- Abbreviation: PPS
- Leader: Rade Leskovac
- Founded: 27 February 1998
- Dissolved: 2012–15
- Preceded by: Serbian Radical Party in the Republic of Serbian Krajina
- Headquarters: Vukovar
- Ideology: Serbian nationalism Regionalism Anti-communism
- Political position: Right-wing
- Colours: Blue
- Croatian Parliament: 0 / 151

Party flag

= Party of Danube Serbs =

The Party of Danube Serbs (Партија подунавских Срба, abbr. PPS) was a Croatian Serb minority political party in Croatia.

== History ==
It was formed as the Serbian Radical Party in the Republic of Serbian Krajina by Rade Leskovac on 13 May 1992. Following the switching of power to Croatia over the previous SAO Eastern Slavonia, Baranja and Western Syrmia, the party was re-registered under its current name, with Leskovac remaining in the role of party leader. The party no longer supports the Greater Serbia concept.
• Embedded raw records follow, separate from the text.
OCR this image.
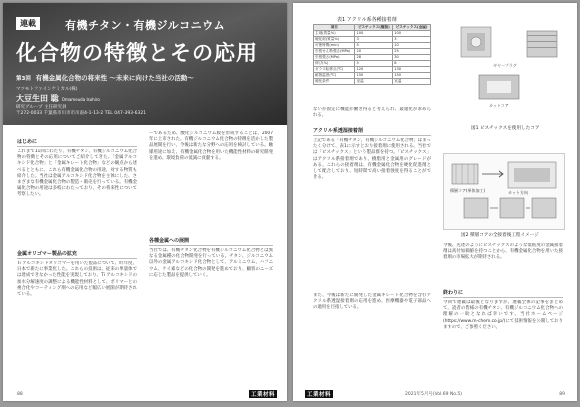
連載	有機チタン・有機ジルコニウム
化合物の特徴とその応用
第3回 有機金属化合物の将来性 〜未来に向けた当社の活動〜
マツモトファインケミカル(株)
大豆生田 聡 Omameuda Isohiro
研究グループ 主任研究員
〒272-0033 千葉県市川市市川南4-1-13-2 TEL 047-393-6321
はじめに
これまで11回にわたり、有機チタン、有機ジルコニウム化合物の特徴とその応用についてご紹介してきた。「金属アルコキシド化合物」と「金属キレート化合物」などの観点から述べるとともに、これら有機金属化合物の用途、対する物質も紹介した。当社は金属アルコキシド化合物を主体にした、さまざまな有機金属化合物の製造・販売を行っている。有機金属化合物の用途は多岐にわたっており、その将来性について考察したい。
金属オリゴマー製品の拡充
Ti アルコキシドオリゴマーを用いた製品について、昨年度、日本で新たに事業化した。これらの技術は、従来の単量体では達成できなかった性能を実現しており、Ti アルコキシドの加水分解速度の調整による機能性材料として、ポリマーとの複合化やコーティング剤への応用など幅広い展開が期待されている。
ーであるため、酸化ジルコニウム膜を形成することは、2007 年に上市された。有機ジルコニウム化合物の特徴を活かした製品展開を行い、今後は新たな分野への応用を検討している。触媒用途に加え、有機金属化合物を用いた機能性材料の研究開発を進め、環境負荷の低減に貢献する。
各種金属への展開
当社では、有機チタン化合物を有機ジルコニウム化合物とは異なる金属種の化合物開発を行っている。チタン、ジルコニウム以外の金属アルコキシド化合物として、アルミニウム、ハフニウム、ケイ素などの化合物の開発を進めており、顧客のニーズに応じた製品を提供していく。
88	工業材料
表1 アクリル系各種接着剤
項目	ピスチックス(樹脂)	ピスチックス(金属)
主剤(質量%)	100	100
硬化剤(質量%)	3	3
可使時間(min)	5	10
引張せん断強さ(MPa)	20	25
引張強さ(MPa)	28	30
伸び(%)	5	8
ガラス転移点(℃)	120	130
耐熱温度(℃)	150	150
硬化条件	室温	室温
ないが固定に機能が働き得ると考えられ、最適化が求められる。
アクリル系透湿接着剤
上記である「有機チタン、有機ジルコニウム化合物」はまったく分けて、表1に示すとおり接着剤に使用される。当社では「ピスチックス」という製品群を持つ。「ピスチックス」はアクリル系接着剤であり、樹脂用と金属用のグレードがある。これらの接着剤は、有機金属化合物を硬化促進剤として配合しており、短時間で高い接着強度を得ることができる。
また、今後は新たに開発した金属キレート化合物を含むアクリル系透湿接着剤の応用を進め、医療機器や電子部品への適用を目指している。
ギヤープラグ
カットコア
図1 ピスチックスを使用したコア
積層コア(単体加工)	カット方向
図2 積層コアの全接着後工程イメージ
今後、先述のようにピスチックスのような低粘度の金属接着剤は高付加価値を持つことから、有機金属化合物を用いた接着剤の市場拡大が期待される。
終わりに
今回で連載は最後となりますが、連載全体の記事をまとめて、読者の皆様の有機チタン、有機ジルコニウム化合物への理解の一助となれば幸いです。当社ホームページ(https://www.m-chem.co.jp/)にて技術情報を公開しておりますので、ご参照ください。
2021年5月号(Vol.69 No.5)	89
工業材料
On 4 February 1995, SRS RSK president, Rade Leskovac, was removed as the president by the Executive Board of the Serbian Radical Party in the Republic of Srpska Krajina and was also removed from the Serbian Radical Party for attempting to separate sections within it. Branko Vojnica was made the new president.

Leskovac caused a controversy in 2007 when election posters featured him giving a Serbian three-fingered salute were posted around the city of Vukovar, which is considered an aggressive Serbian nationalist symbol by many ethnic Croats. The Party was erased from Register of political parties sometime between 2012 and 2015.